Hans Wüthrich was born in 1937 in Aeschi in the Swiss canton Bern. From 1952–1956 he attended the Teachers’ Training College Muristalden in Bern, before he began studying piano with Sava Savoff and music theory with Sándor Veress at the Bern Conservatory. He received his piano diploma in 1962. From 1968–1972 he studied composition with Klaus Huber, first at the Basel Music Academy and later in Freiburg im Breisgau, Germany. Wüthrich also studied German language and literature, philosophy, and musicology, graduating in 1973 with a dissertation on “The consonant system of the German standard language” at the University of Zurich.
From 1971–1985 he worked as a lecturer of linguistics at the universities of Zurich and Basel, and from 1985 he taught music theory at the conservatory of Winterthur.
As a composer Wüthrich was influenced by Klaus Huber and, when the ensemble “Mixt Media Basel” had been founded in 1974, by the composer Dieter Schnebel. Working with “Mixt Media Basel” Wüthrich comprehensively explored the ground between music and theater.
A central issue both for the composer and for the linguist is the emergence of communication and the discovery and creation of language, both in linguistics and in music. In this exploration Wüthrich both conjoins and traverses the limitations of either. The result is an experimental procedure apt to create installations, theatrical action, and purely musical works.

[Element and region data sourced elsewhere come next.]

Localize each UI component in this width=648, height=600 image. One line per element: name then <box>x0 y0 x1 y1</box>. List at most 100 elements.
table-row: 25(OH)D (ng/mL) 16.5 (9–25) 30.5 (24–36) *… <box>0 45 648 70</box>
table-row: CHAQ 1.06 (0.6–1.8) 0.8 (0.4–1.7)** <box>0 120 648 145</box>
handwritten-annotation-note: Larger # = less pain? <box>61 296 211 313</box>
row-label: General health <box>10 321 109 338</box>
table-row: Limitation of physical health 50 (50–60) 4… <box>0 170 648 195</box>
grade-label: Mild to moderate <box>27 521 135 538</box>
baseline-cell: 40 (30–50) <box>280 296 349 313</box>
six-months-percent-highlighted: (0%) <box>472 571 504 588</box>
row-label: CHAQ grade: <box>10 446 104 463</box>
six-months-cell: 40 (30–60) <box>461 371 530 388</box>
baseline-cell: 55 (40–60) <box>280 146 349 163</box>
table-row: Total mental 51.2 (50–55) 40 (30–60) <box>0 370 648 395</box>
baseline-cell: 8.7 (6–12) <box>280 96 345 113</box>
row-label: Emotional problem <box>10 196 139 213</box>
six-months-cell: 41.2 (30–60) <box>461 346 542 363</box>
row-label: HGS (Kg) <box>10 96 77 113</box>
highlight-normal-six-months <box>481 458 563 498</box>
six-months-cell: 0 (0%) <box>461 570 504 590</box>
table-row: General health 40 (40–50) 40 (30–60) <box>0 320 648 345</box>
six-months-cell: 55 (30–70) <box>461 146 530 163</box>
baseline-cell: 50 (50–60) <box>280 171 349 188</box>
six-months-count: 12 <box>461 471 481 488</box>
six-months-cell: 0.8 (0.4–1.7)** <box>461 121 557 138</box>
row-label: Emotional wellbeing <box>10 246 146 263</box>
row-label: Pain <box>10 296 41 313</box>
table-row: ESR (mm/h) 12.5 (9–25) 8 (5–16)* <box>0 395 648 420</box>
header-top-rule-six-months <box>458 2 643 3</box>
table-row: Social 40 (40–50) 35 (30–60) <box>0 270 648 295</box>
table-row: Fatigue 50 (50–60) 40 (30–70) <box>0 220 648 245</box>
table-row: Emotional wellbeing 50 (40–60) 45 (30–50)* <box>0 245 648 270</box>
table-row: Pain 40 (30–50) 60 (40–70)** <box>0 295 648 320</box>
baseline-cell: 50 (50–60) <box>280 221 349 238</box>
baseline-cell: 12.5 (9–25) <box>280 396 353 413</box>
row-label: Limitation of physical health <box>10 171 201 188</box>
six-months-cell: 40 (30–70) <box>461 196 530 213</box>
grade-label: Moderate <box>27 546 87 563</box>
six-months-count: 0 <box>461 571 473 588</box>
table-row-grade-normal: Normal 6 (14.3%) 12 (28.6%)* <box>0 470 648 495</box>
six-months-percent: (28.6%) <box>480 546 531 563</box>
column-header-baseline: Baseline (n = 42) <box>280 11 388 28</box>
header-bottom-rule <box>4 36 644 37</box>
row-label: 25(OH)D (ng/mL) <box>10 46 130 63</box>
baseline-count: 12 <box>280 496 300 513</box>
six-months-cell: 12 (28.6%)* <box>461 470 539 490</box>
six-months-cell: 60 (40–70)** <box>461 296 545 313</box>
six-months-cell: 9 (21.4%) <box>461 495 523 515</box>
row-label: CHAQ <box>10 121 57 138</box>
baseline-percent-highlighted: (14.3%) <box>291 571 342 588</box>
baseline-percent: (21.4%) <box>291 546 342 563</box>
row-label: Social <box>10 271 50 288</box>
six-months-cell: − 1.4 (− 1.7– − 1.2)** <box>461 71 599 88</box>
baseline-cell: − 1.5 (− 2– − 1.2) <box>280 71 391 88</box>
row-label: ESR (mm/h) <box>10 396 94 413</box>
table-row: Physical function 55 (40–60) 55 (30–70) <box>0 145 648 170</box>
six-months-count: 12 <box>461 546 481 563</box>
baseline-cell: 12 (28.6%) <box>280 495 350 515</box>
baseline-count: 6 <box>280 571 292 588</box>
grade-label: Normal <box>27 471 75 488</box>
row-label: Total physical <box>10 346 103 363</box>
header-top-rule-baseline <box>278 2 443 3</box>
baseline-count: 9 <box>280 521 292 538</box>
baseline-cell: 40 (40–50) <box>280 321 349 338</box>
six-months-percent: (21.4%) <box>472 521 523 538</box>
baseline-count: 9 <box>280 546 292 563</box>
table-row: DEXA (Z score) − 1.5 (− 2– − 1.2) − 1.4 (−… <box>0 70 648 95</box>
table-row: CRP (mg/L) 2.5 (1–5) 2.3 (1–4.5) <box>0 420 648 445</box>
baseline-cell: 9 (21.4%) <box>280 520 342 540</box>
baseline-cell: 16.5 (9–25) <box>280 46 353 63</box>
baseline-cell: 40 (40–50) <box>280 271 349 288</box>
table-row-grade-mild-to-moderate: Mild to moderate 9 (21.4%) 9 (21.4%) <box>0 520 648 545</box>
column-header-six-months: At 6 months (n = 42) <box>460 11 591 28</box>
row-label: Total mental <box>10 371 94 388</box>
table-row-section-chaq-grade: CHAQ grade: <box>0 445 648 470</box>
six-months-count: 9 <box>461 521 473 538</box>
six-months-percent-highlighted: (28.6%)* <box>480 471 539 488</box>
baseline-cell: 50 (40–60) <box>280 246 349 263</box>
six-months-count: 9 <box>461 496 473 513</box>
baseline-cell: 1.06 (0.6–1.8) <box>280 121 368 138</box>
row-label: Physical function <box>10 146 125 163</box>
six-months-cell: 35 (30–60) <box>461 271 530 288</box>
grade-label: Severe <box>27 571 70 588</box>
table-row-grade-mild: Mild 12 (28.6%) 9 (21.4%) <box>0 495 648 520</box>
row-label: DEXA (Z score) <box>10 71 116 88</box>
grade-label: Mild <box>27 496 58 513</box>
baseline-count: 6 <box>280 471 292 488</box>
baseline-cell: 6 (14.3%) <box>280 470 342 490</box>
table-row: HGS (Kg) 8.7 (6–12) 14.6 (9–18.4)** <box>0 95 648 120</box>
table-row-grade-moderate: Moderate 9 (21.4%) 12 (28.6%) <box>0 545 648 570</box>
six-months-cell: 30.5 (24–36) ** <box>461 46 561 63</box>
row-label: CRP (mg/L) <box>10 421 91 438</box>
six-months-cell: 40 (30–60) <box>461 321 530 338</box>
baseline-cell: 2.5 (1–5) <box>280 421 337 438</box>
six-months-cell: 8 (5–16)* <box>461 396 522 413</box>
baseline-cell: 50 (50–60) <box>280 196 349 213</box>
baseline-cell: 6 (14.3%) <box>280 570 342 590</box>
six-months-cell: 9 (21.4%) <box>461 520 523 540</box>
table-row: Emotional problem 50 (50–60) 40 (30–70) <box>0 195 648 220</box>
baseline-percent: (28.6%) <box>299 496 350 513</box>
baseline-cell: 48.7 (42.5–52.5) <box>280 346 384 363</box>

In order not to trigger any repeatable experience for the listener, Wüthrich strives always to apply new compositional procedures in his works.
In 1974 and 1978 Wüthrich received prizes at the “International Composition Seminar Boswil,” and in 1984 he was awarded the Grand Prix Paul Gilson de la communauté radiophonique. In 1991 he received the culture prize of the canton Baselland. Hans Wüthrich died on 20.03.2019 in Arlesheim/Switzerland.